Deep-BCN: Deep Networks Meet Biased Competition to Create a Brain-Inspired Model of Attention Control

Hossein Adeli, Gregory Zelinsky; Proceedings of the IEEE Conference on Computer Vision and Pattern Recognition (CVPR) Workshops, 2018, pp. 1932-1942

The mechanism of attention control is best described by biased-competition theory (BCT), which suggests that a top-down goal state biases a competition among object representations for the selective routing of a visual input for classification. Our work advances this theory by making it computationally explicit as a deep neural network (DNN) model, thereby enabling predictions of goal-directed attention control using real-world stimuli.
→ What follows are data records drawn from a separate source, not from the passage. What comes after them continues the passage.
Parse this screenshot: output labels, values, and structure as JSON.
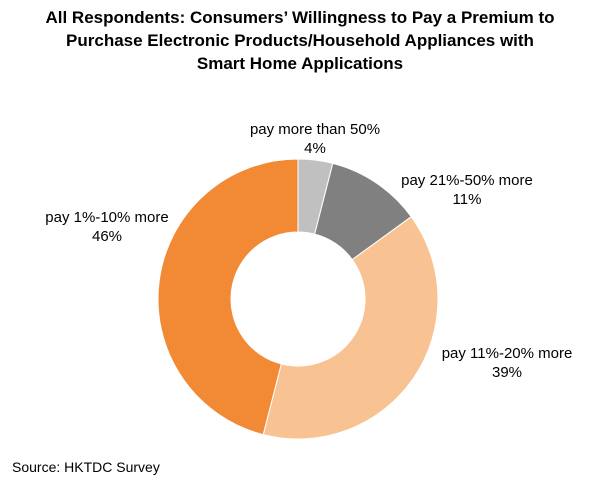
{
  "chart_data": {
    "type": "pie",
    "variant": "donut",
    "title_lines": [
      "All Respondents: Consumers’ Willingness to Pay a Premium to",
      "Purchase Electronic Products/Household Appliances with",
      "Smart Home Applications"
    ],
    "slices": [
      {
        "label": "pay more than 50%",
        "value": 4,
        "value_label": "4%",
        "color": "#c0c0c0"
      },
      {
        "label": "pay 21%-50% more",
        "value": 11,
        "value_label": "11%",
        "color": "#808080"
      },
      {
        "label": "pay 11%-20% more",
        "value": 39,
        "value_label": "39%",
        "color": "#f9c292"
      },
      {
        "label": "pay 1%-10% more",
        "value": 46,
        "value_label": "46%",
        "color": "#f28a35"
      }
    ],
    "source": "Source: HKTDC Survey"
  }
}
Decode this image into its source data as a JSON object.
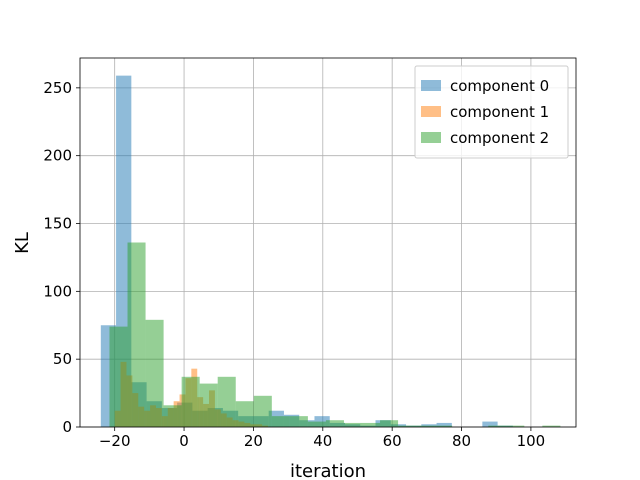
{
  "chart_data": {
    "type": "bar",
    "subtype": "overlapping-histogram",
    "xlabel": "iteration",
    "ylabel": "KL",
    "xlim": [
      -30,
      113
    ],
    "ylim": [
      0,
      272
    ],
    "xticks": [
      -20,
      0,
      20,
      40,
      60,
      80,
      100
    ],
    "yticks": [
      0,
      50,
      100,
      150,
      200,
      250
    ],
    "grid": true,
    "legend_position": "top-right",
    "colors": {
      "component 0": "#1f77b4",
      "component 1": "#ff7f0e",
      "component 2": "#2ca02c",
      "grid": "#b0b0b0",
      "axes": "#000000"
    },
    "series": [
      {
        "name": "component 0",
        "color": "#1f77b4",
        "alpha": 0.5,
        "bins": [
          {
            "x0": -24.0,
            "x1": -19.6,
            "y": 75
          },
          {
            "x0": -19.6,
            "x1": -15.2,
            "y": 259
          },
          {
            "x0": -15.2,
            "x1": -10.8,
            "y": 33
          },
          {
            "x0": -10.8,
            "x1": -6.4,
            "y": 19
          },
          {
            "x0": -6.4,
            "x1": -2.0,
            "y": 14
          },
          {
            "x0": -2.0,
            "x1": 2.4,
            "y": 18
          },
          {
            "x0": 2.4,
            "x1": 6.8,
            "y": 12
          },
          {
            "x0": 6.8,
            "x1": 11.2,
            "y": 14
          },
          {
            "x0": 11.2,
            "x1": 15.6,
            "y": 12
          },
          {
            "x0": 15.6,
            "x1": 20.0,
            "y": 8
          },
          {
            "x0": 20.0,
            "x1": 24.4,
            "y": 8
          },
          {
            "x0": 24.4,
            "x1": 28.8,
            "y": 12
          },
          {
            "x0": 28.8,
            "x1": 33.2,
            "y": 9
          },
          {
            "x0": 33.2,
            "x1": 37.6,
            "y": 5
          },
          {
            "x0": 37.6,
            "x1": 42.0,
            "y": 8
          },
          {
            "x0": 42.0,
            "x1": 46.4,
            "y": 3
          },
          {
            "x0": 46.4,
            "x1": 50.8,
            "y": 2
          },
          {
            "x0": 50.8,
            "x1": 55.2,
            "y": 1
          },
          {
            "x0": 55.2,
            "x1": 59.6,
            "y": 5
          },
          {
            "x0": 59.6,
            "x1": 64.0,
            "y": 2
          },
          {
            "x0": 64.0,
            "x1": 68.4,
            "y": 1
          },
          {
            "x0": 68.4,
            "x1": 72.8,
            "y": 2
          },
          {
            "x0": 72.8,
            "x1": 77.2,
            "y": 3
          },
          {
            "x0": 77.2,
            "x1": 81.6,
            "y": 0
          },
          {
            "x0": 81.6,
            "x1": 86.0,
            "y": 0
          },
          {
            "x0": 86.0,
            "x1": 90.4,
            "y": 4
          },
          {
            "x0": 90.4,
            "x1": 94.8,
            "y": 1
          }
        ]
      },
      {
        "name": "component 1",
        "color": "#ff7f0e",
        "alpha": 0.5,
        "bins": [
          {
            "x0": -20.0,
            "x1": -18.3,
            "y": 12
          },
          {
            "x0": -18.3,
            "x1": -16.6,
            "y": 48
          },
          {
            "x0": -16.6,
            "x1": -14.9,
            "y": 38
          },
          {
            "x0": -14.9,
            "x1": -13.2,
            "y": 25
          },
          {
            "x0": -13.2,
            "x1": -11.5,
            "y": 15
          },
          {
            "x0": -11.5,
            "x1": -9.8,
            "y": 12
          },
          {
            "x0": -9.8,
            "x1": -8.1,
            "y": 16
          },
          {
            "x0": -8.1,
            "x1": -6.4,
            "y": 14
          },
          {
            "x0": -6.4,
            "x1": -4.7,
            "y": 8
          },
          {
            "x0": -4.7,
            "x1": -3.0,
            "y": 14
          },
          {
            "x0": -3.0,
            "x1": -1.3,
            "y": 19
          },
          {
            "x0": -1.3,
            "x1": 0.4,
            "y": 24
          },
          {
            "x0": 0.4,
            "x1": 2.1,
            "y": 36
          },
          {
            "x0": 2.1,
            "x1": 3.8,
            "y": 43
          },
          {
            "x0": 3.8,
            "x1": 5.5,
            "y": 22
          },
          {
            "x0": 5.5,
            "x1": 7.2,
            "y": 17
          },
          {
            "x0": 7.2,
            "x1": 8.9,
            "y": 27
          },
          {
            "x0": 8.9,
            "x1": 10.6,
            "y": 13
          },
          {
            "x0": 10.6,
            "x1": 12.3,
            "y": 10
          },
          {
            "x0": 12.3,
            "x1": 14.0,
            "y": 7
          },
          {
            "x0": 14.0,
            "x1": 15.7,
            "y": 5
          },
          {
            "x0": 15.7,
            "x1": 17.4,
            "y": 4
          },
          {
            "x0": 17.4,
            "x1": 19.1,
            "y": 3
          },
          {
            "x0": 19.1,
            "x1": 20.8,
            "y": 2
          },
          {
            "x0": 20.8,
            "x1": 22.5,
            "y": 2
          },
          {
            "x0": 22.5,
            "x1": 24.2,
            "y": 1
          }
        ]
      },
      {
        "name": "component 2",
        "color": "#2ca02c",
        "alpha": 0.5,
        "bins": [
          {
            "x0": -21.5,
            "x1": -16.3,
            "y": 74
          },
          {
            "x0": -16.3,
            "x1": -11.1,
            "y": 136
          },
          {
            "x0": -11.1,
            "x1": -5.9,
            "y": 79
          },
          {
            "x0": -5.9,
            "x1": -0.7,
            "y": 16
          },
          {
            "x0": -0.7,
            "x1": 4.5,
            "y": 37
          },
          {
            "x0": 4.5,
            "x1": 9.7,
            "y": 32
          },
          {
            "x0": 9.7,
            "x1": 14.9,
            "y": 37
          },
          {
            "x0": 14.9,
            "x1": 20.1,
            "y": 19
          },
          {
            "x0": 20.1,
            "x1": 25.3,
            "y": 23
          },
          {
            "x0": 25.3,
            "x1": 30.5,
            "y": 8
          },
          {
            "x0": 30.5,
            "x1": 35.7,
            "y": 8
          },
          {
            "x0": 35.7,
            "x1": 40.9,
            "y": 4
          },
          {
            "x0": 40.9,
            "x1": 46.1,
            "y": 5
          },
          {
            "x0": 46.1,
            "x1": 51.3,
            "y": 3
          },
          {
            "x0": 51.3,
            "x1": 56.5,
            "y": 3
          },
          {
            "x0": 56.5,
            "x1": 61.7,
            "y": 5
          },
          {
            "x0": 61.7,
            "x1": 66.9,
            "y": 1
          },
          {
            "x0": 66.9,
            "x1": 72.1,
            "y": 1
          },
          {
            "x0": 72.1,
            "x1": 77.3,
            "y": 1
          },
          {
            "x0": 77.3,
            "x1": 82.5,
            "y": 0
          },
          {
            "x0": 82.5,
            "x1": 87.7,
            "y": 0
          },
          {
            "x0": 87.7,
            "x1": 92.9,
            "y": 1
          },
          {
            "x0": 92.9,
            "x1": 98.1,
            "y": 1
          },
          {
            "x0": 98.1,
            "x1": 103.3,
            "y": 0
          },
          {
            "x0": 103.3,
            "x1": 108.5,
            "y": 1
          }
        ]
      }
    ]
  }
}
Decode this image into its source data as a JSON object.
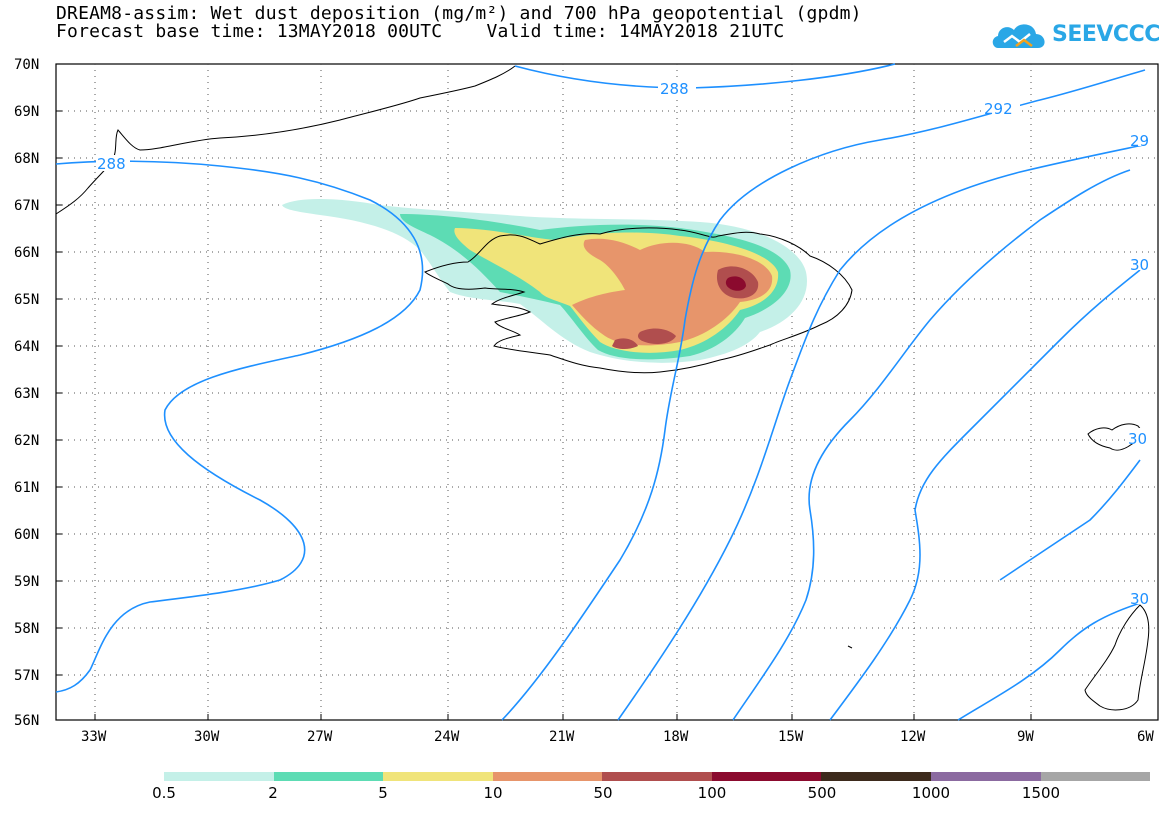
{
  "title_line1": "DREAM8-assim: Wet dust deposition (mg/m²) and 700 hPa geopotential (gpdm)",
  "title_line2": "Forecast base time: 13MAY2018 00UTC    Valid time: 14MAY2018 21UTC",
  "logo_text": "SEEVCCC",
  "map": {
    "lon_labels": [
      "33W",
      "30W",
      "27W",
      "24W",
      "21W",
      "18W",
      "15W",
      "12W",
      "9W",
      "6W"
    ],
    "lat_labels": [
      "70N",
      "69N",
      "68N",
      "67N",
      "66N",
      "65N",
      "64N",
      "63N",
      "62N",
      "61N",
      "60N",
      "59N",
      "58N",
      "57N",
      "56N"
    ],
    "contour_labels": [
      "288",
      "292",
      "29",
      "288",
      "30",
      "30",
      "30"
    ]
  },
  "legend": {
    "colors": [
      "#c4f0e8",
      "#5ddcb4",
      "#f0e47a",
      "#e7956b",
      "#b04e4e",
      "#8b0a2e",
      "#3d2a1c",
      "#8b6aa0",
      "#a6a6a6"
    ],
    "labels": [
      "0.5",
      "2",
      "5",
      "10",
      "50",
      "100",
      "500",
      "1000",
      "1500"
    ]
  }
}
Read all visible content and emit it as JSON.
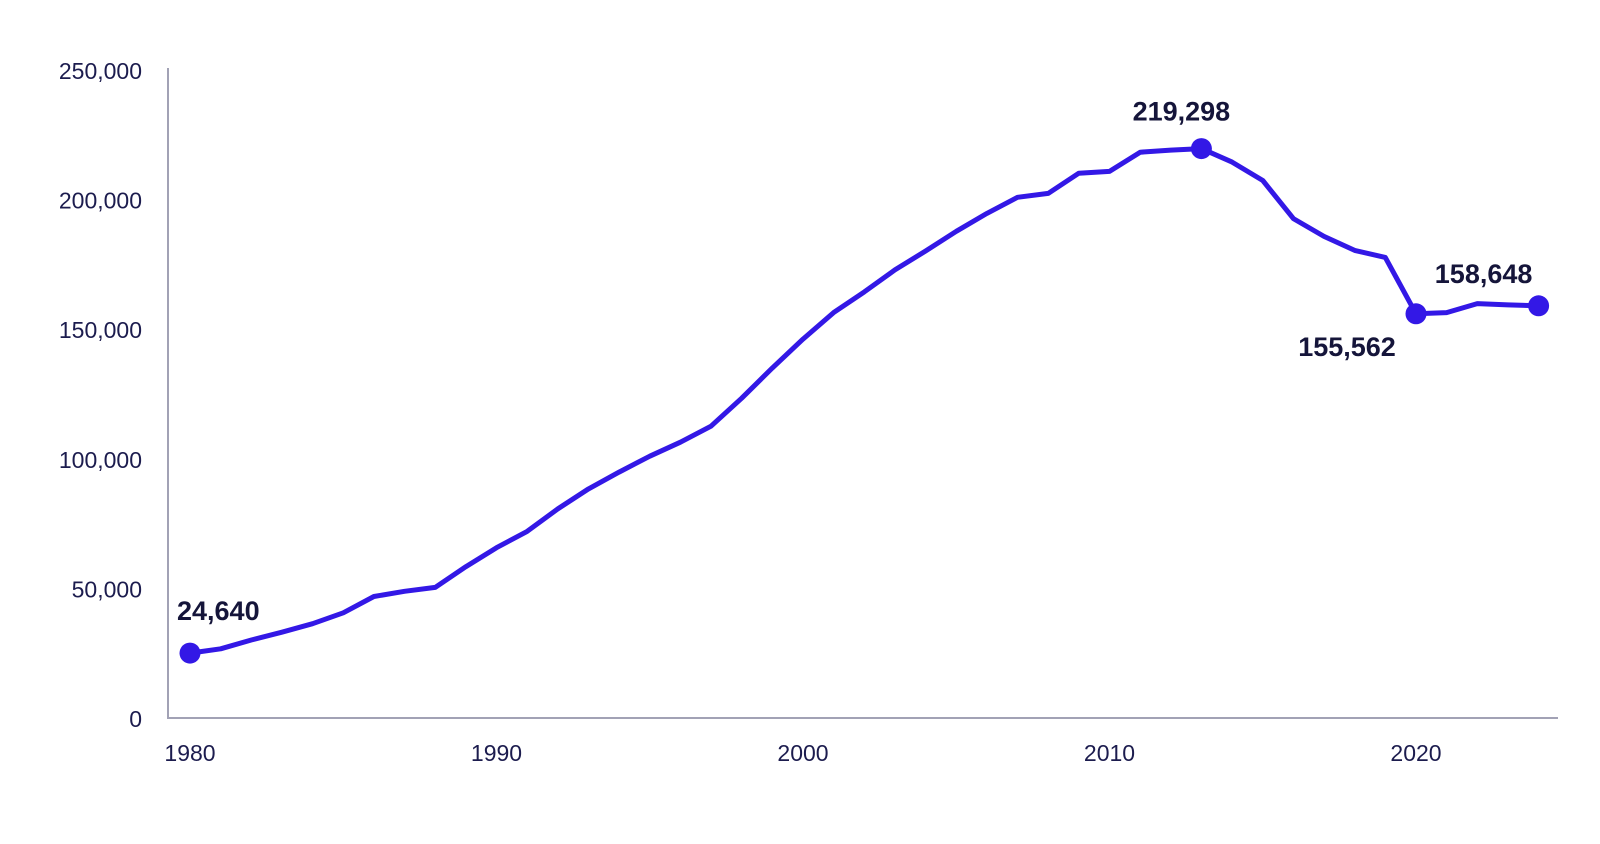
{
  "chart_data": {
    "type": "line",
    "title": "",
    "xlabel": "",
    "ylabel": "",
    "grid": false,
    "legend": false,
    "xlim": [
      1980,
      2024
    ],
    "ylim": [
      0,
      250000
    ],
    "x": [
      1980,
      1981,
      1982,
      1983,
      1984,
      1985,
      1986,
      1987,
      1988,
      1989,
      1990,
      1991,
      1992,
      1993,
      1994,
      1995,
      1996,
      1997,
      1998,
      1999,
      2000,
      2001,
      2002,
      2003,
      2004,
      2005,
      2006,
      2007,
      2008,
      2009,
      2010,
      2011,
      2012,
      2013,
      2014,
      2015,
      2016,
      2017,
      2018,
      2019,
      2020,
      2021,
      2022,
      2023,
      2024
    ],
    "values": [
      24640,
      26300,
      29700,
      32700,
      36000,
      40200,
      46500,
      48500,
      50000,
      58000,
      65300,
      71600,
      80300,
      88000,
      94500,
      100600,
      106000,
      112200,
      123000,
      134700,
      145800,
      156000,
      164000,
      172500,
      179800,
      187400,
      194300,
      200500,
      202000,
      209800,
      210500,
      217900,
      218700,
      219298,
      214100,
      207000,
      192300,
      185400,
      180000,
      177300,
      155562,
      156000,
      159500,
      159000,
      158648
    ],
    "xticks": {
      "values": [
        1980,
        1990,
        2000,
        2010,
        2020
      ],
      "labels": [
        "1980",
        "1990",
        "2000",
        "2010",
        "2020"
      ]
    },
    "yticks": {
      "values": [
        0,
        50000,
        100000,
        150000,
        200000,
        250000
      ],
      "labels": [
        "0",
        "50,000",
        "100,000",
        "150,000",
        "200,000",
        "250,000"
      ]
    },
    "annotated_points": [
      {
        "x": 1980,
        "value": 24640,
        "label": "24,640",
        "placement": "above-start"
      },
      {
        "x": 2013,
        "value": 219298,
        "label": "219,298",
        "placement": "above"
      },
      {
        "x": 2020,
        "value": 155562,
        "label": "155,562",
        "placement": "below-left"
      },
      {
        "x": 2024,
        "value": 158648,
        "label": "158,648",
        "placement": "above-left"
      }
    ],
    "marker_years": [
      1980,
      2013,
      2020,
      2024
    ],
    "colors": {
      "line": "#3318e6",
      "marker": "#3318e6",
      "axis": "#a2a2b5",
      "tick_text": "#1c1c4e",
      "annotation_text": "#15153a",
      "background": "#ffffff"
    }
  }
}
This model, which we call Deep-BCN, is built on top of an 8-layer DNN pre-trained for object classification, but has layers mapped to early visual (V1, V2/V3, V4), ventral (PIT, AIT), and frontal (PFC) brain areas that have their functional connectivity informed by BCT. Deep-BCN also has a superior colliculus and a frontal-eye field, and can therefore make eye movements. We compared Deep-BCN's eye movements to those made from 15 people performing a categorical search for one of 25 target object categories, and found that it predicted both the number of fixations during search and the saccade-distance travelled before search termination. With Deep-BCN a DNN implementation of BCT now exists, which can be used to predict the neural and behavioral responses of an attention control mechanism as it mediates a goal-directed behavior--in our study the eye movements made in search of a target goal.